—Oh! les femmes, les femmes!» murmurait-il encore, pendant que la kibitka roulait le long des champs, qu'il examinait en passant d'un oeil connaisseur. Là-bas le seigle commençait déjà à jaunir; ici l'avoine encore verte s'élançait en touffes fortes et serrées. Les blés d'été, exceptionnellement beaux cette année, réjouissaient la vue du vieil Alpatitch, qui les contemplait avec orgueil. On moissonnait de côté et d'autre, et chemin faisant il récapitulait dans sa tête son programme de travaux de semailles et de moisson, tout en se demandant avec inquiétude s'il n'avait pas par malheur oublié quelque commission de son maître.

Deux fois il s'arrêta pour faire manger et reposer ses chevaux, et enfin, dans la soirée du 16 août, il arriva à la ville. Pendant le trajet il avait dépassé plusieurs trains de bagages et même des troupes en marche.
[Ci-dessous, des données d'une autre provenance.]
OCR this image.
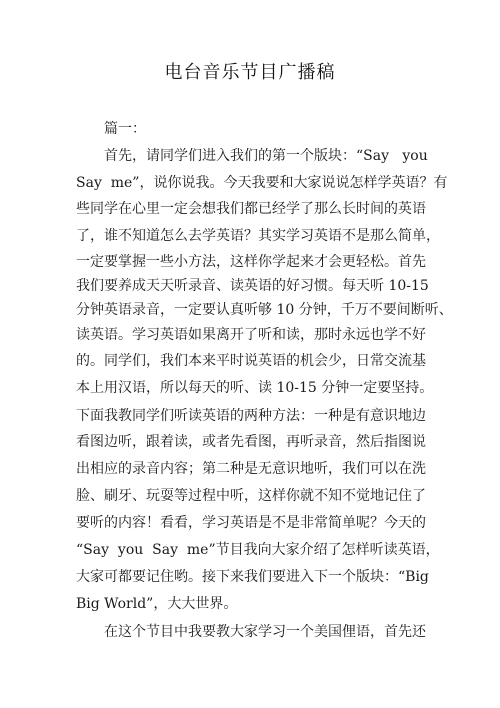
电台音乐节目广播稿
篇一：
首先，请同学们进入我们的第一个版块：“Say   you
Say  me”，说你说我。今天我要和大家说说怎样学英语？有
些同学在心里一定会想我们都已经学了那么长时间的英语
了，谁不知道怎么去学英语？其实学习英语不是那么简单，
一定要掌握一些小方法，这样你学起来才会更轻松。首先
我们要养成天天听录音、读英语的好习惯。每天听 10-15
分钟英语录音，一定要认真听够 10 分钟，千万不要间断听、
读英语。学习英语如果离开了听和读，那时永远也学不好
的。同学们，我们本来平时说英语的机会少，日常交流基
本上用汉语，所以每天的听、读 10-15 分钟一定要坚持。
下面我教同学们听读英语的两种方法：一种是有意识地边
看图边听，跟着读，或者先看图，再听录音，然后指图说
出相应的录音内容；第二种是无意识地听，我们可以在洗
脸、刷牙、玩耍等过程中听，这样你就不知不觉地记住了
要听的内容！看看，学习英语是不是非常简单呢？今天的
“Say  you  Say  me”节目我向大家介绍了怎样听读英语，
大家可都要记住哟。接下来我们要进入下一个版块：“Big
Big World”，大大世界。
在这个节目中我要教大家学习一个美国俚语，首先还
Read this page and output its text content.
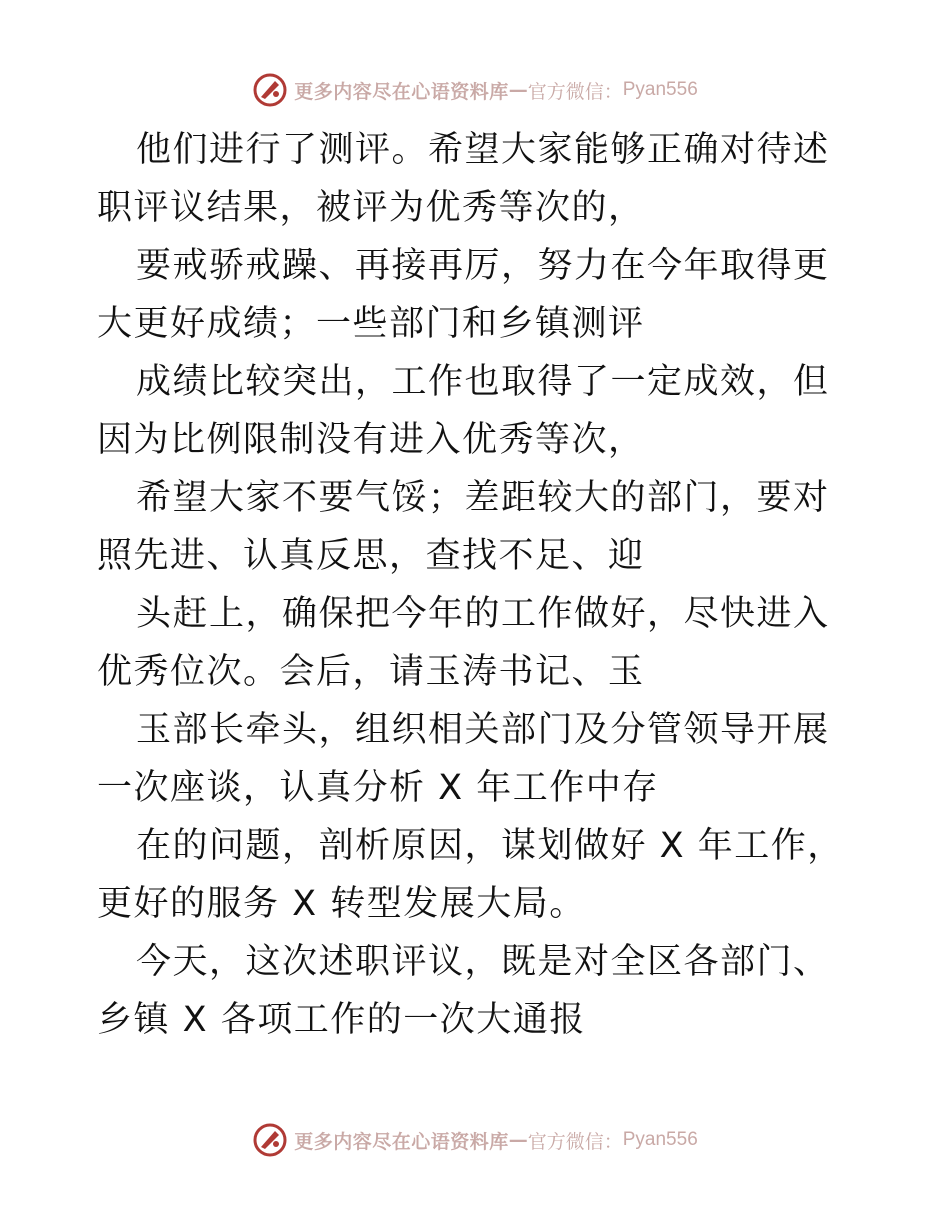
更多内容尽在心语资料库 — 官方微信： Pyan556

他们进行了测评。希望大家能够正确对待述职评议结果，被评为优秀等次的，

要戒骄戒躁、再接再厉，努力在今年取得更大更好成绩；一些部门和乡镇测评

成绩比较突出，工作也取得了一定成效，但因为比例限制没有进入优秀等次，

希望大家不要气馁；差距较大的部门，要对照先进、认真反思，查找不足、迎

头赶上，确保把今年的工作做好，尽快进入优秀位次。会后，请玉涛书记、玉

玉部长牵头，组织相关部门及分管领导开展一次座谈，认真分析 X 年工作中存

在的问题，剖析原因，谋划做好 X 年工作，更好的服务 X 转型发展大局。

今天，这次述职评议，既是对全区各部门、乡镇 X 各项工作的一次大通报

更多内容尽在心语资料库 — 官方微信： Pyan556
En approchant de Smolensk, il lui sembla entendre des coups de feu à une grande distance, mais il n'y prêta aucune attention. Ce qui lui causa une bien autre surprise, ce fut de voir un camp établi dans un superbe champ d'avoine, que des soldats fauchaient sans doute pour la nourriture de leurs chevaux; mais, absorbé comme il l'était par ses affaires et par ses calculs, il oublia bientôt ce singulier incident.

Il y avait environ trente ans que tout l'intérêt de son existence se concentrait dans l'exécution de la volonté de son maître; aussi ce qui ne s'y rapportait pas directement ne l'occupait guère, et n'existait même pas pour lui.

Arrivé dans le faubourg de la ville, il s'arrêta devant une espèce d'auberge, tenue par un certain Férapontow, chez qui il logeait d'habitude. Ce Férapontow avait acheté autrefois, de la main légère d'Alpatitch, un bois appartenant au prince, et la vente en détail lui avait si bien profité que de fil en aiguille il s'était bâti une maison, une auberge, et faisait maintenant un commerce considérable de farine. Ce paysan à cheveux noirs, à physionomie avenante, âgé de quarante ans environ, avait un gros ventre, des lèvres épaisses, un nez camard, et deux bosses au-dessus de ses deux gros sourcils, qu'il fronçait presque constamment. Il se tenait debout contre la porte de sa boutique, en chemise de couleur, avec un gilet par-dessus.

«Sois le bienvenu, Jakow Alpatitch; tu viens en ville, lorsque les autres la quittent.

—Comment cela?

—Est-il bête, ce peuple? Il craint les Français!

—Bavardages de femmes! reprit Alpatitch.

—C'est ce que je leur répète. Je leur ai dit aussi que l'ordre a été donné de ne pas «le» laisser entrer; donc c'est sûr, il n'entrera pas!... Et croirais-tu que ces brigands de paysans profitent de la panique pour demander trois roubles par chariot de transport.»

Jakow Alpatitch, qui l'écoutait avec distraction, l'interrompit pour faire donner du foin à ses chevaux et préparer le samovar; puis il se coucha, après avoir savouré une bonne tasse de thé.